The lightest animals, mostly twins, freemartins, or the very few with horns were set aside at weaning, fattened, and sold for more than $1200.
The remaining 192 heifers will be assessed again before mating. Any with undesirable traits or structure and those animals will be fattened and sold as EU heifers. In 2017 30 EU heifers averaged $1970 at Teys Bros.
Mating heifers will be AI'd at the beginning of May and then put with a back-up bull three weeks later. DIP heifers average well above 70% AI conception rates. Top conception rates can be close to 90%.
DIP composite steers keep powering the weight on, heading towards the EU market sometime during the winter or early spring 2018.
DIP have established a top on-farm live weight of 760 kg for early spring EU steers.

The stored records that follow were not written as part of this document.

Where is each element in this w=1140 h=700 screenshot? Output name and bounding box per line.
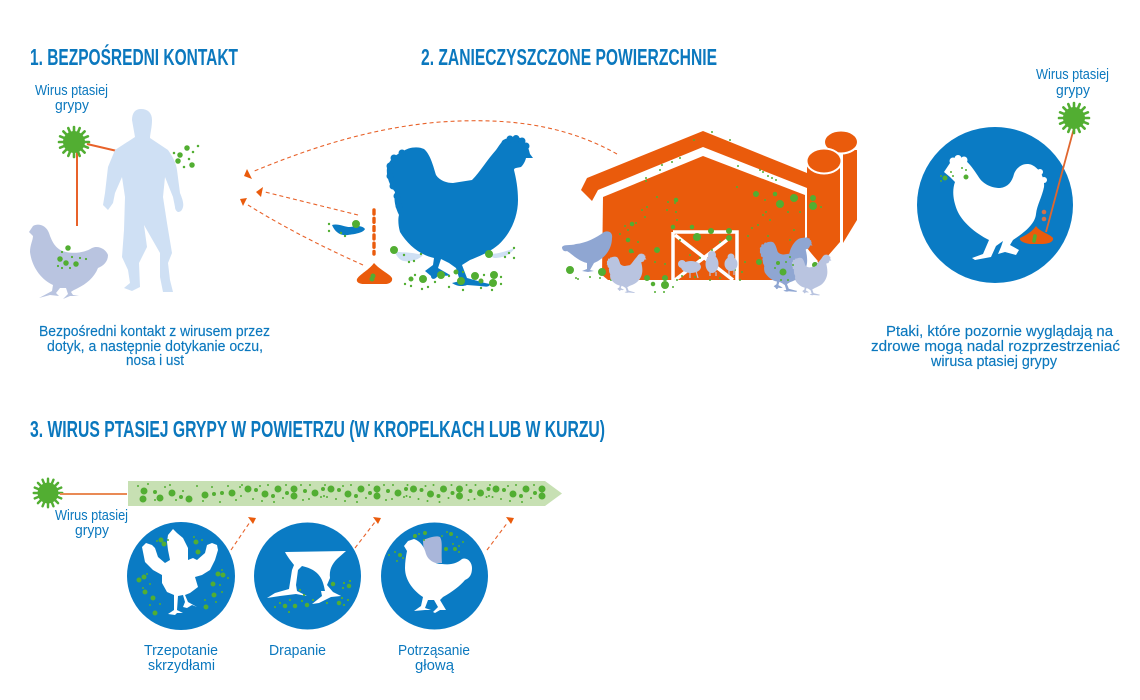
label: virus: Wirus ptasiej [1036,66,1109,83]
green droplets on barn [570,132,821,292]
droppings pile [1020,226,1053,244]
text: direct contact description [39,323,270,369]
pale feathers [395,248,515,261]
droppings pile [357,263,392,284]
label: head shaking [398,642,470,674]
feather [332,224,365,235]
pale hen [607,253,646,293]
virus droplets on chicken [58,248,86,268]
white scratching hen [267,551,346,604]
connector line [60,493,127,495]
icon: virus [34,479,62,507]
human silhouette [103,109,183,292]
label: virus: Wirus ptasiej [35,82,108,99]
text: direct contact description: dotyk, a następnie dotykanie oczu, [47,338,263,355]
label: virus: grypy [55,97,89,114]
white hen [944,155,1047,260]
label: flapping wings [144,642,218,674]
panel: healthy-looking birds [871,66,1121,370]
virus line [1046,128,1074,232]
ghost head [423,536,442,563]
falling droppings [1042,210,1046,221]
text: healthy-looking birds description [871,323,1121,370]
droplets [389,532,463,561]
periwinkle hens right [760,237,813,292]
large blue hen [386,135,533,287]
label: head shaking: Potrząsanie [398,642,470,659]
text: direct contact description: Bezpośredni kontakt z wirusem przez [39,323,270,340]
icon: barn with silos [581,130,858,280]
connector lines [77,144,117,226]
label: virus: Wirus ptasiej [55,507,128,524]
droplets on hens [775,257,815,280]
hens beside barn [562,231,831,295]
heading: 1. Bezpośredni kontakt: 1. BEZPOŚREDNI KONTAKT [30,43,238,70]
label: flapping wings: Trzepotanie [144,642,218,659]
icon: virus [59,127,89,157]
label: flapping wings: skrzydłami [148,657,215,674]
dashed arrows to surfaces [240,121,617,265]
pale hen right [792,254,831,295]
panel: contaminated surfaces [240,121,858,295]
heading: 2. Zanieczyszczone powierzchnie: 2. ZANIECZYSZCZONE POWIERZCHNIE [421,44,717,70]
circle: flapping wings [127,522,235,630]
label: virus: grypy [1056,82,1090,99]
airborne droplets arrow [128,481,575,506]
dashed arrows up to airborne band [231,517,514,550]
droplets [275,581,350,612]
label: virus [55,507,128,539]
droplets [139,537,228,613]
green droplets around hen [329,224,514,290]
icon: virus [1059,103,1089,133]
panel: airborne virus [34,479,575,674]
periwinkle hen left [562,231,612,272]
label: virus [1036,66,1109,99]
virus droplets near human [174,146,198,167]
pale chicken [29,225,108,299]
droplets on beak [941,168,966,181]
barn door [673,232,737,280]
orange falling dashes [372,210,376,254]
white flapping hen [142,529,218,615]
chicks in door [678,251,738,278]
label: head shaking: głową [415,657,455,674]
blue circle [917,127,1073,283]
circle: head shaking [381,522,488,630]
white hen [404,539,472,613]
label: virus [35,82,108,114]
heading: 3. Wirus ptasiej grypy w powietrzu: 3. WIRUS PTASIEJ GRYPY W POWIETRZU (W KROPELKACH LUB W KURZU) [30,416,605,442]
text: direct contact description: nosa i ust [126,352,185,369]
pile droplets [1034,236,1035,241]
circle: scratching [254,522,361,630]
label: virus: grypy [75,522,109,539]
panel: direct contact [29,82,270,369]
text: healthy-looking birds description: Ptaki, które pozornie wyglądają na [886,323,1114,340]
text: healthy-looking birds description: zdrowe mogą nadal rozprzestrzeniać [871,338,1121,355]
label: scratching: Drapanie [269,642,326,659]
text: healthy-looking birds description: wirusa ptasiej grypy [930,353,1057,370]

With potential carcass yields soaring beyond 57%, that weight ensures that carcasses do not exceed the 420 kg EU limit.
111 EU spring herd steers averaged $2088 at Teys Bros Naracoorte in 2017.
DIP cows are big-framed, big-bodied, docile and maternal animals with great bags of milk.
Calves have been weighed twice, once when sires went into herds and again 56 days later when they came out, establishing an ADG for life as well as a weight gain ratio. Any cow who is lame, or whose performance is not up to standard, is separated with its calf into a potential cull herd when the calves are weighed.
Spring Herd cows are due to be pregnancy-tested in 4 weeks.
All photographs taken by James Darling in Janurary 2018.